As noted above, there are many issues and dangers in attempting to examine how Indigenous and non-Indigenous processes for resolving disputes can be utilised in a particular dispute. Indigenous communities all over Australia have a variety of means for dealing with conflict, making it impossible to base an understanding of this area on one specific mechanism or even on a generalised understanding.[11] The power dynamics in a dispute are extremely complex, encompassing everything from colonisation to the particular relationship between the disputant parties. The relationship between Indigenous law, legislative arrangements and the restrictions they can impose also add to the difficulties. Yet the potential for ADR to develop and expand in this area, given its flexibility, is immense.

While the Mäwul Rom Project, for me, raised more questions than answers, it did teach me perhaps the most important aspect of cross-cultural mediation: that in order for non-Indigenous parties to engage in agreement-making processes, utilising Indigenous law as well as Western law, there is a need to be open to the process. The Mäwul ceremony was based on principles of understanding, respect, openness and self-awareness. We saw how conflicts can be resolved through ceremony and ritual rather than through words, impacting in a powerful and extremely emotional way. Most of all, we learnt that conflicts have the capacity to be resolved if we are willing to listen with more than our ears – by learning to listen with our hearts.

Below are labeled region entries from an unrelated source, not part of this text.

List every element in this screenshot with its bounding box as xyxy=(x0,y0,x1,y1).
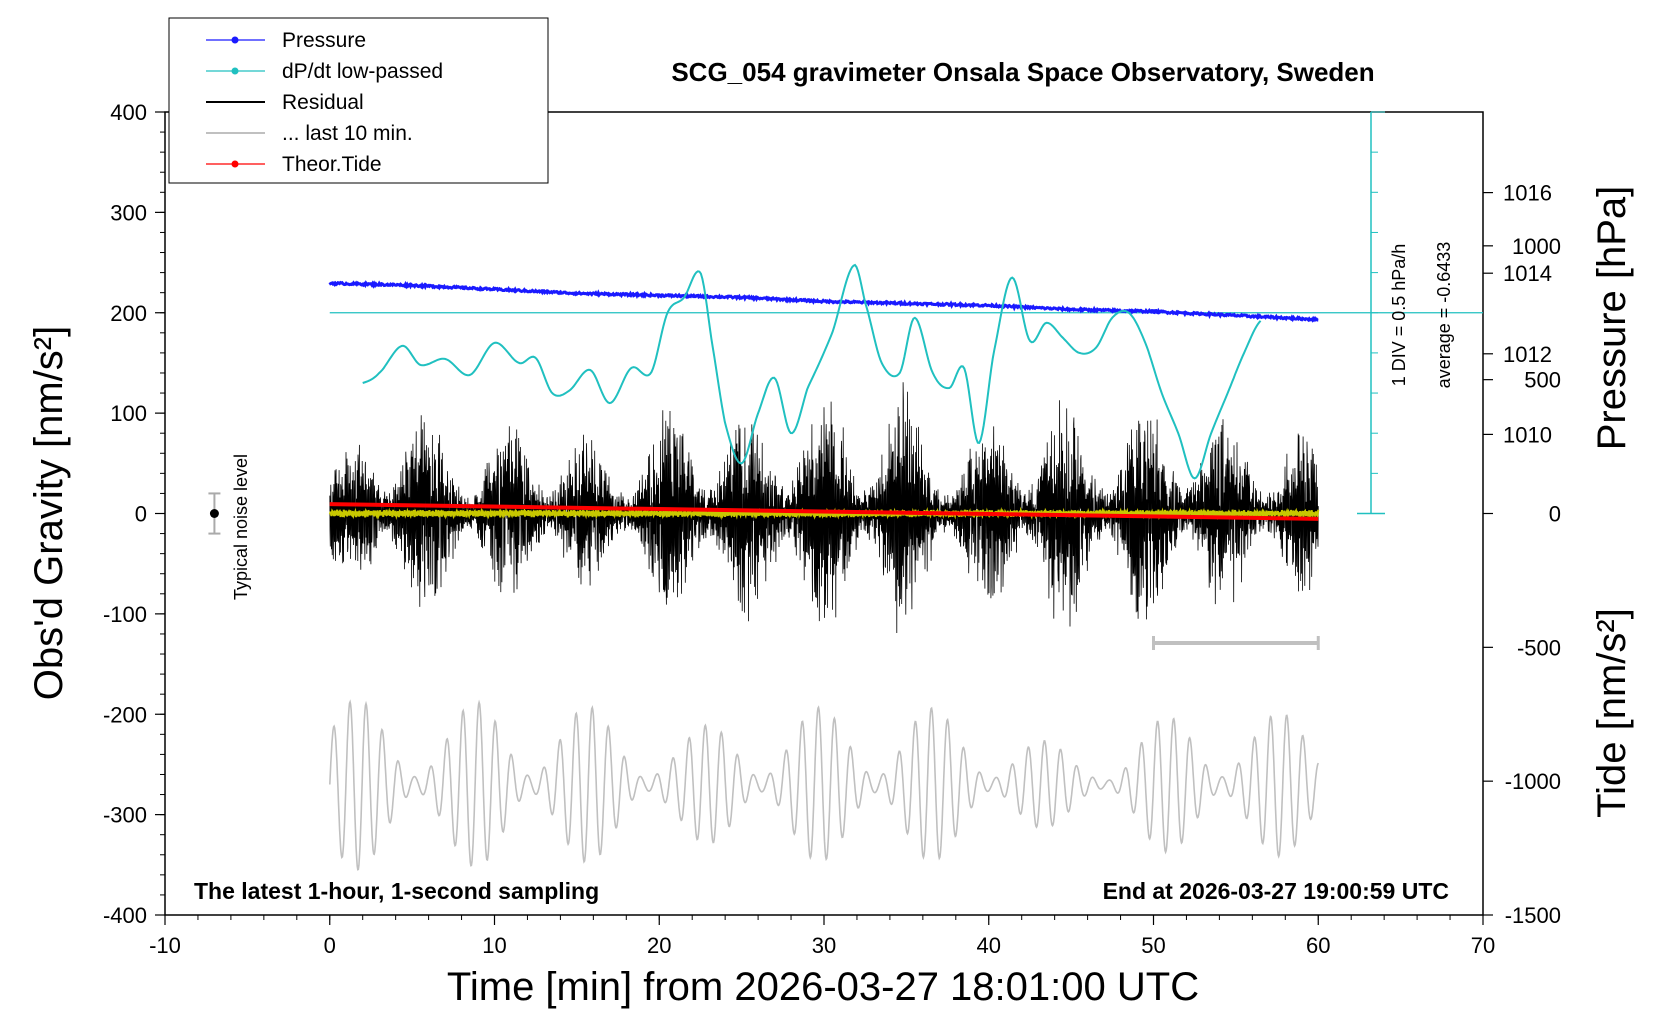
chart-title: SCG_054 gravimeter Onsala Space Observat… xyxy=(671,57,1374,87)
legend-item: Pressure xyxy=(206,29,366,52)
pressure-tick-label: 1010 xyxy=(1503,422,1552,447)
legend-items: Pressure dP/dt low-passed Residual ... last… xyxy=(206,29,443,176)
dpdt-average-label: average = -0.6433 xyxy=(1434,242,1454,389)
legend-item: ... last 10 min. xyxy=(206,122,413,145)
x-axis-label: Time [min] from 2026-03-27 18:01:00 UTC xyxy=(447,965,1199,1009)
pressure-tick-label: 1014 xyxy=(1503,261,1552,286)
legend-item: Residual xyxy=(206,91,364,114)
y-axis-label-tide: Tide [nm/s²] xyxy=(1590,608,1634,818)
x-tick-label: 0 xyxy=(324,933,336,958)
tide-tick-label: 1000 xyxy=(1512,234,1561,259)
tide-tick-label: -1000 xyxy=(1505,769,1561,794)
legend-label: ... last 10 min. xyxy=(282,122,413,145)
theoretical-tide-line xyxy=(329,502,1319,521)
sampling-note: The latest 1-hour, 1-second sampling xyxy=(194,878,599,904)
y-tick-label: -300 xyxy=(103,803,147,828)
x-tick-label: 60 xyxy=(1306,933,1330,958)
y-tick-label: 0 xyxy=(135,502,147,527)
pressure-tick-label: 1012 xyxy=(1503,342,1552,367)
legend-label: Residual xyxy=(282,91,364,114)
legend: Pressure dP/dt low-passed Residual ... last… xyxy=(168,17,549,184)
y-tick-label: -400 xyxy=(103,903,147,928)
tide-tick-label: -500 xyxy=(1517,635,1561,660)
pressure-tick-label: 1016 xyxy=(1503,181,1552,206)
dpdt-scale-label: 1 DIV = 0.5 hPa/h xyxy=(1389,244,1409,387)
legend-box xyxy=(168,17,549,184)
legend-swatch-dot xyxy=(231,67,239,75)
legend-label: Theor.Tide xyxy=(282,153,382,176)
end-time-note: End at 2026-03-27 19:00:59 UTC xyxy=(1103,878,1449,904)
y-tick-label: 100 xyxy=(110,401,147,426)
x-tick-label: 10 xyxy=(482,933,506,958)
residual-line xyxy=(329,382,1319,634)
tide-tick-label: 0 xyxy=(1549,502,1561,527)
x-tick-label: -10 xyxy=(149,933,181,958)
dpdt-line xyxy=(362,263,1262,480)
tide-tick-label: -1500 xyxy=(1505,903,1561,928)
y-tick-label: 200 xyxy=(110,301,147,326)
tide-tick-label: 500 xyxy=(1524,368,1561,393)
x-tick-label: 70 xyxy=(1471,933,1495,958)
y-tick-label: -100 xyxy=(103,602,147,627)
legend-swatch-dot xyxy=(231,36,239,44)
y-tick-label: 300 xyxy=(110,200,147,225)
legend-swatch-dot xyxy=(231,160,239,168)
legend-item: dP/dt low-passed xyxy=(206,60,443,83)
last-10-min-line xyxy=(329,699,1320,871)
y-axis-label-pressure: Pressure [hPa] xyxy=(1590,186,1634,451)
series-layer xyxy=(208,111,1483,871)
noise-point xyxy=(209,509,219,518)
legend-item: Theor.Tide xyxy=(206,153,382,176)
y-tick-label: -200 xyxy=(103,702,147,727)
x-tick-label: 30 xyxy=(812,933,836,958)
x-tick-label: 40 xyxy=(977,933,1001,958)
x-tick-label: 20 xyxy=(647,933,671,958)
residual-mean-line xyxy=(328,506,1320,521)
pressure-line xyxy=(328,280,1319,323)
legend-label: Pressure xyxy=(282,29,366,52)
axes-layer: -10 0 10 20 30 40 50 60 704003002001000-100-200-… xyxy=(103,100,1561,958)
y-tick-label: 400 xyxy=(110,100,147,125)
x-tick-label: 50 xyxy=(1141,933,1165,958)
noise-level-label: Typical noise level xyxy=(231,454,251,600)
y-axis-label-left: Obs'd Gravity [nm/s²] xyxy=(27,326,71,700)
legend-label: dP/dt low-passed xyxy=(282,60,443,83)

For further information about the Mäwul Rom Project, see: www.mawul.com

A research project is being conducted at the Australian Institute of Aboriginal and Torres Strait Islander Studies. For further information, see: AIATSIS Indigenous Facilitation and Mediation Project (2004) AIATSIS, <http://www.aiatsis.gov.au/rsrch/ntru/ifamp/index.html>

Samantha Newman attended the Mawul Rom Project when she was an editor of the Indigenous Law Bulletin. She is now an International Humanitarian Law Officer with Australian Red Cross (NSW).

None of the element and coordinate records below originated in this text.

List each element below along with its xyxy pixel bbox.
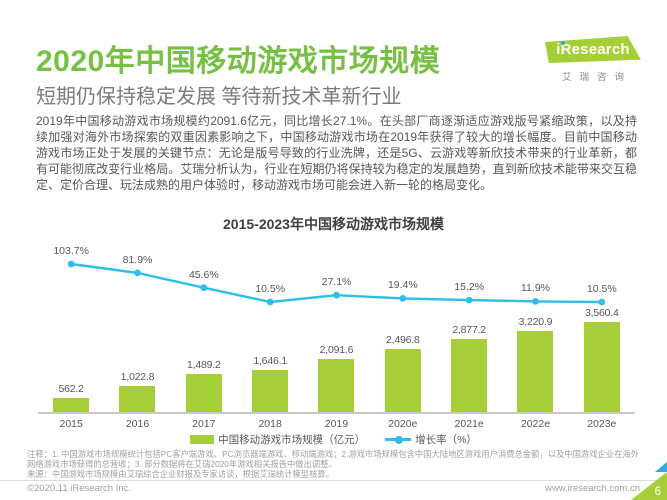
bar-value-label: 1,489.2: [187, 359, 221, 371]
bar-value-label: 1,022.8: [120, 371, 155, 383]
growth-value-label: 103.7%: [53, 245, 89, 257]
bar-column: 1,022.8: [104, 371, 170, 412]
bar: [451, 339, 488, 412]
growth-value-label: 11.9%: [521, 282, 550, 295]
footnote-annotation: 注释：1. 中国游戏市场规模统计包括PC客户端游戏、PC浏览器端游戏、移动端游戏…: [27, 449, 639, 470]
chart-x-axis: 2015 2016 2017 2018 2019 2020e 2021e 2022e 2023e: [38, 418, 635, 430]
bar-column: 3,560.4: [569, 307, 635, 412]
bar: [53, 398, 90, 412]
x-axis-label: 2016: [125, 418, 150, 430]
footnotes: 注释：1. 中国游戏市场规模统计包括PC客户端游戏、PC浏览器端游戏、移动端游戏…: [27, 449, 639, 480]
footer: ©2020.11 iResearch Inc. www.iresearch.co…: [27, 483, 640, 494]
body-paragraph: 2019年中国移动游戏市场规模约2091.6亿元，同比增长27.1%。在头部厂商…: [36, 114, 637, 192]
legend-bar-swatch-icon: [190, 435, 215, 444]
bar: [384, 349, 421, 412]
x-axis-label: 2021e: [454, 418, 484, 430]
bar: [185, 374, 222, 412]
page-number: 6: [654, 486, 661, 498]
logo-brand-text: iResearch: [556, 41, 630, 58]
bar-value-label: 562.2: [58, 383, 84, 395]
growth-value-label: 19.4%: [387, 279, 418, 292]
bar-column: 2,496.8: [370, 334, 436, 412]
iresearch-logo-flag: iResearch: [545, 36, 641, 63]
growth-value-label: 10.5%: [255, 283, 286, 296]
growth-value-label: 45.6%: [188, 268, 219, 281]
bars-layer: 562.2 1,022.8 1,489.2 1,646.1 2,091.6 2,496.8…: [38, 237, 635, 412]
bar: [517, 331, 554, 412]
x-axis-label: 2020e: [388, 418, 418, 430]
bar-column: 562.2: [38, 383, 104, 412]
legend-bar-label: 中国移动游戏市场规模（亿元）: [218, 434, 366, 446]
iresearch-logo: iResearch 艾瑞咨询: [545, 36, 641, 83]
page-subtitle: 短期仍保持稳定发展 等待新技术革新行业: [36, 86, 402, 108]
x-axis-label: 2018: [258, 418, 282, 430]
corner-blue-triangle-icon: [655, 462, 667, 472]
bar-column: 2,877.2: [436, 324, 502, 412]
footer-copyright: ©2020.11 iResearch Inc.: [27, 483, 131, 494]
page-title: 2020年中国移动游戏市场规模: [36, 45, 441, 78]
growth-value-label: 15.2%: [454, 281, 485, 294]
bar-column: 2,091.6: [303, 344, 369, 412]
bar: [318, 359, 355, 412]
bar-value-label: 3,560.4: [584, 307, 619, 319]
bar: [119, 386, 156, 412]
bar-value-label: 1,646.1: [253, 355, 287, 367]
growth-value-label: 81.9%: [122, 253, 153, 266]
legend-item-bars: 中国移动游戏市场规模（亿元）: [190, 432, 365, 447]
bar: [583, 322, 620, 412]
chart-plot: 562.2 1,022.8 1,489.2 1,646.1 2,091.6 2,496.8…: [38, 237, 635, 414]
legend-item-line: 增长率（%）: [385, 432, 477, 447]
growth-value-label: 27.1%: [321, 276, 352, 289]
logo-i-dot-icon: [561, 41, 565, 45]
bar-value-label: 3,220.9: [518, 316, 553, 328]
bar-column: 1,489.2: [171, 359, 237, 412]
legend-line-swatch-icon: [385, 435, 412, 444]
bar-value-label: 2,877.2: [452, 324, 486, 336]
bar-value-label: 2,496.8: [385, 334, 420, 346]
bar: [252, 370, 289, 412]
footnote-source: 来源：中国游戏市场规模由艾瑞综合企业财报及专家访谈，根据艾瑞统计模型核算。: [27, 469, 334, 480]
footer-divider: [0, 480, 667, 481]
x-axis-label: 2019: [324, 418, 349, 430]
footer-url[interactable]: www.iresearch.com.cn: [544, 483, 640, 494]
legend-line-label: 增长率（%）: [415, 434, 477, 446]
x-axis-label: 2023e: [587, 418, 617, 430]
x-axis-label: 2022e: [520, 418, 551, 430]
bar-value-label: 2,091.6: [319, 344, 354, 356]
x-axis-label: 2015: [59, 418, 83, 430]
bar-column: 1,646.1: [237, 355, 303, 412]
logo-tagline: 艾瑞咨询: [561, 72, 632, 83]
growth-value-label: 10.5%: [586, 283, 617, 296]
chart-legend: 中国移动游戏市场规模（亿元） 增长率（%）: [0, 432, 667, 447]
bar-column: 3,220.9: [502, 316, 568, 412]
x-axis-label: 2017: [192, 418, 216, 430]
chart-title: 2015-2023年中国移动游戏市场规模: [223, 216, 444, 232]
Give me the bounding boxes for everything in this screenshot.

[1] Reverend Dr Djiniyini Gondarra OAM, June 2003.

[2] See for example, Christine Nolan, ‘Alternative Dispute Resolution in Aboriginal and Islander Communities: The Community Justice Program’s experience’ in D Chappell and S Egger, Australian Violence: Contemporary Perspectives (Australian Institute of Criminology, Canberra, 1995) 282-283.

[3] Scott Beattie, ‘Is Mediation a Real Alternative to Law? Pitfalls for Aboriginal Participants’ (1997) 8(1) Australian Dispute Resolution Journal 57.

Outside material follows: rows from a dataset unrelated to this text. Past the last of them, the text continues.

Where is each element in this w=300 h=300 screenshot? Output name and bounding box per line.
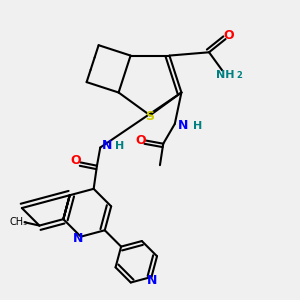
Text: N: N bbox=[102, 140, 112, 152]
Text: N: N bbox=[147, 274, 157, 287]
Text: H: H bbox=[115, 141, 124, 151]
Text: NH: NH bbox=[216, 70, 235, 80]
Text: O: O bbox=[70, 154, 81, 167]
Text: N: N bbox=[73, 232, 83, 245]
Text: O: O bbox=[224, 29, 234, 42]
Text: 2: 2 bbox=[236, 71, 242, 80]
Text: N: N bbox=[178, 119, 188, 132]
Text: O: O bbox=[136, 134, 146, 147]
Text: H: H bbox=[193, 121, 202, 130]
Text: CH₃: CH₃ bbox=[10, 217, 28, 227]
Text: S: S bbox=[146, 110, 154, 124]
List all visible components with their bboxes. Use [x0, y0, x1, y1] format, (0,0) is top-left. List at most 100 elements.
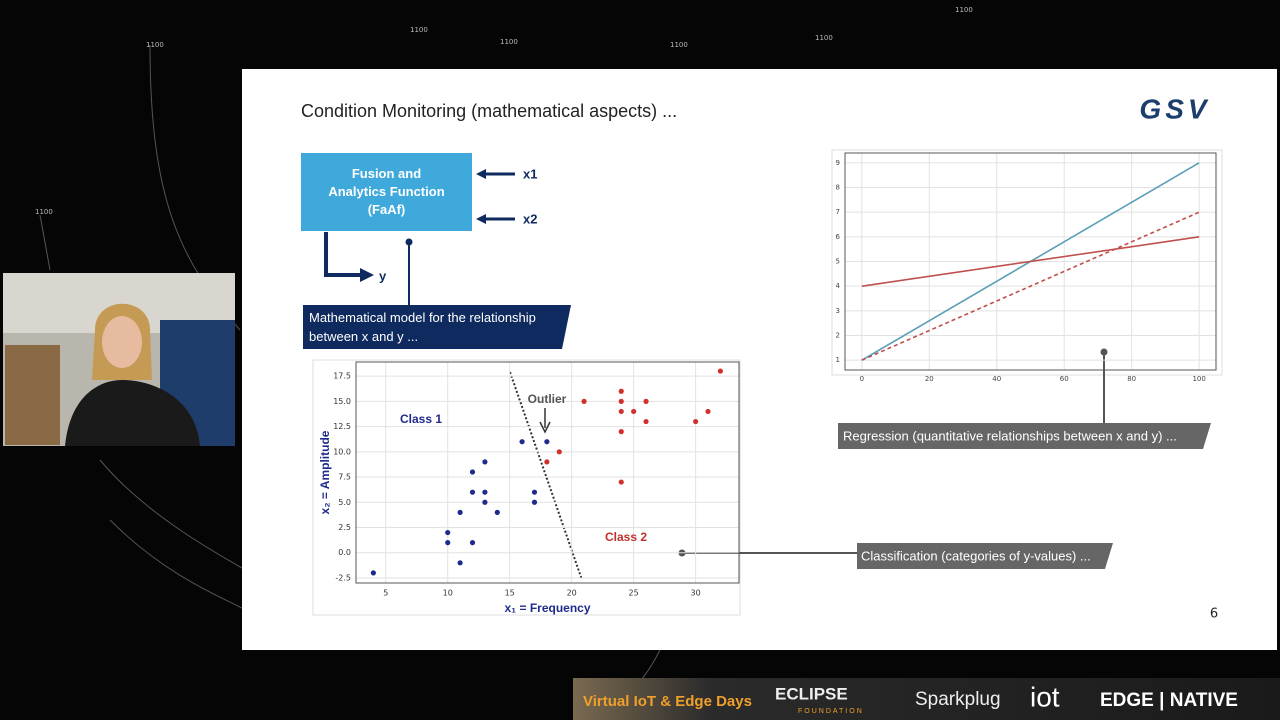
x-tick-label: 20: [925, 375, 934, 383]
annotation: Class 1: [400, 412, 442, 426]
brand: EDGE | NATIVE: [1100, 690, 1238, 711]
x-tick-label: 0: [860, 375, 864, 383]
function-box-label: Fusion and Analytics Function (FaAf): [328, 166, 445, 217]
point: [482, 499, 488, 505]
x-tick-label: 30: [691, 589, 701, 598]
point: [544, 439, 550, 445]
y-tick-label: 7: [836, 208, 840, 216]
y-tick-label: 5.0: [338, 498, 351, 507]
point: [618, 429, 624, 435]
annotation: Outlier: [528, 392, 567, 406]
point: [631, 408, 637, 415]
classification-callout: [857, 543, 1113, 569]
brand: ECLIPSE: [775, 684, 848, 703]
plot-frame: [844, 152, 1217, 371]
point: [457, 509, 463, 515]
bg-label: 1100: [35, 208, 53, 216]
y-tick-label: 4: [836, 282, 841, 290]
x-tick-label: 5: [383, 589, 388, 598]
arrows: [324, 169, 515, 282]
point: [643, 398, 649, 404]
x-tick-label: 20: [567, 589, 577, 598]
x-tick-label: 60: [1060, 375, 1069, 383]
regression-callout-text: Regression (quantitative relationships b…: [843, 428, 1177, 443]
line: [861, 211, 1200, 361]
brand-sub: FOUNDATION: [798, 708, 864, 715]
footer-bar: [573, 678, 1280, 720]
point: [494, 509, 500, 515]
y-tick-label: 3: [836, 307, 840, 315]
classification-callout-text: Classification (categories of y-values) …: [861, 548, 1091, 563]
model-callout: [303, 305, 571, 349]
point: [618, 388, 624, 394]
point: [717, 368, 724, 374]
x-tick-label: 80: [1127, 375, 1136, 383]
x-tick-label: 100: [1192, 375, 1205, 383]
chart-panel: [312, 359, 741, 616]
bg-label: 1100: [410, 26, 428, 34]
bg-label: 1100: [670, 41, 688, 49]
y-tick-label: 9: [836, 159, 840, 167]
logo: GSV: [1139, 93, 1210, 124]
point: [482, 459, 488, 465]
point: [469, 489, 476, 495]
y-tick-label: 1: [836, 356, 840, 364]
point: [457, 560, 463, 566]
output-label: y: [379, 268, 387, 283]
line: [861, 236, 1200, 287]
bg-label: 1100: [500, 38, 518, 46]
point: [531, 489, 538, 495]
point: [519, 439, 525, 445]
x-tick-label: 10: [443, 589, 453, 598]
point: [544, 459, 550, 465]
y-tick-label: 12.5: [333, 422, 351, 431]
point: [618, 479, 624, 485]
point: [445, 540, 451, 546]
bg-label: 1100: [815, 34, 833, 42]
webcam: [3, 273, 235, 446]
regression-callout: [838, 423, 1211, 449]
bg-label: 1100: [955, 6, 973, 14]
point: [531, 499, 538, 505]
point: [618, 408, 624, 415]
page-number: 6: [1210, 607, 1218, 622]
bg-label: 1100: [146, 41, 164, 49]
point: [556, 449, 562, 455]
point: [469, 469, 476, 475]
point: [643, 418, 649, 425]
y-tick-label: 2: [836, 331, 840, 339]
y-tick-label: 17.5: [333, 372, 351, 381]
y-tick-label: 7.5: [338, 473, 351, 482]
point: [693, 418, 699, 425]
point: [705, 408, 711, 415]
y-tick-label: 5: [836, 258, 840, 266]
point: [469, 540, 476, 546]
point: [618, 398, 624, 404]
y-tick-label: 2.5: [338, 523, 351, 532]
point: [445, 529, 451, 536]
function-box-label-wrap: Fusion and Analytics Function (FaAf): [328, 166, 445, 217]
event-name: Virtual IoT & Edge Days: [583, 693, 752, 710]
annotation-arrow: [539, 408, 551, 434]
point: [482, 489, 488, 495]
slide-title: Condition Monitoring (mathematical aspec…: [301, 101, 677, 121]
point: [581, 398, 587, 404]
model-callout-text: Mathematical model for the relationship …: [309, 310, 536, 344]
y-tick-label: 6: [836, 233, 841, 241]
input-label: x1: [523, 166, 537, 181]
model-callout-wrap: Mathematical model for the relationship …: [309, 310, 536, 344]
x-tick-label: 25: [629, 589, 639, 598]
y-tick-label: 15.0: [333, 397, 351, 406]
input-label: x2: [523, 211, 537, 226]
x-tick-label: 40: [992, 375, 1001, 383]
brand: iot: [1030, 681, 1060, 712]
x-axis-label: x₁ = Frequency: [505, 601, 591, 615]
y-tick-label: 0.0: [338, 548, 351, 557]
y-tick-label: 10.0: [333, 447, 351, 456]
y-tick-label: -2.5: [335, 573, 351, 582]
annotation: Class 2: [605, 530, 647, 544]
x-tick-label: 15: [505, 589, 515, 598]
decision-boundary: [509, 371, 583, 581]
function-box: [301, 153, 472, 231]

[4] Morgan Brigg, ‘Mediation, Power, and Cultural Difference’ (2003) 20(3) Conflict Resolution Quarterly 287, 287.

[5] Madeleine Sauvé, ‘Mediation: Towards an Aboriginal Conceptualisation’ [1996] AboriginalLawB 17; (1996) 3(80) Aboriginal Law Bulletin 10, 10.

[6] Toni Bauman and Rhian Williams, ‘The Business of Process: Research Issues in Managing Indigenous Decision-Making and Disputes in Land’ (Paper No 13, Native Title Research Unit, Australian Institute of Aboriginal and Torres Strait Islander Studies, 2004) 10.

[7] Larissa Behrendt, Aboriginal Dispute Resolution: A Step Towards Self-determination and Community Autonomy (1995).

[8] Brigg above n 3, 301.

[9] Mäwul Rom Project, Report 2004 <www.mawul.com> at 25 October 2004.

[10] Rev Dr Djiniyini Gondarra OAM,The Mawul Ceremony (2004) Mawul Rom Project <http://wukindi.com/Background%20Information.htm> at 25 October 2004.

[11] Bauman and Williams above n 6, 1.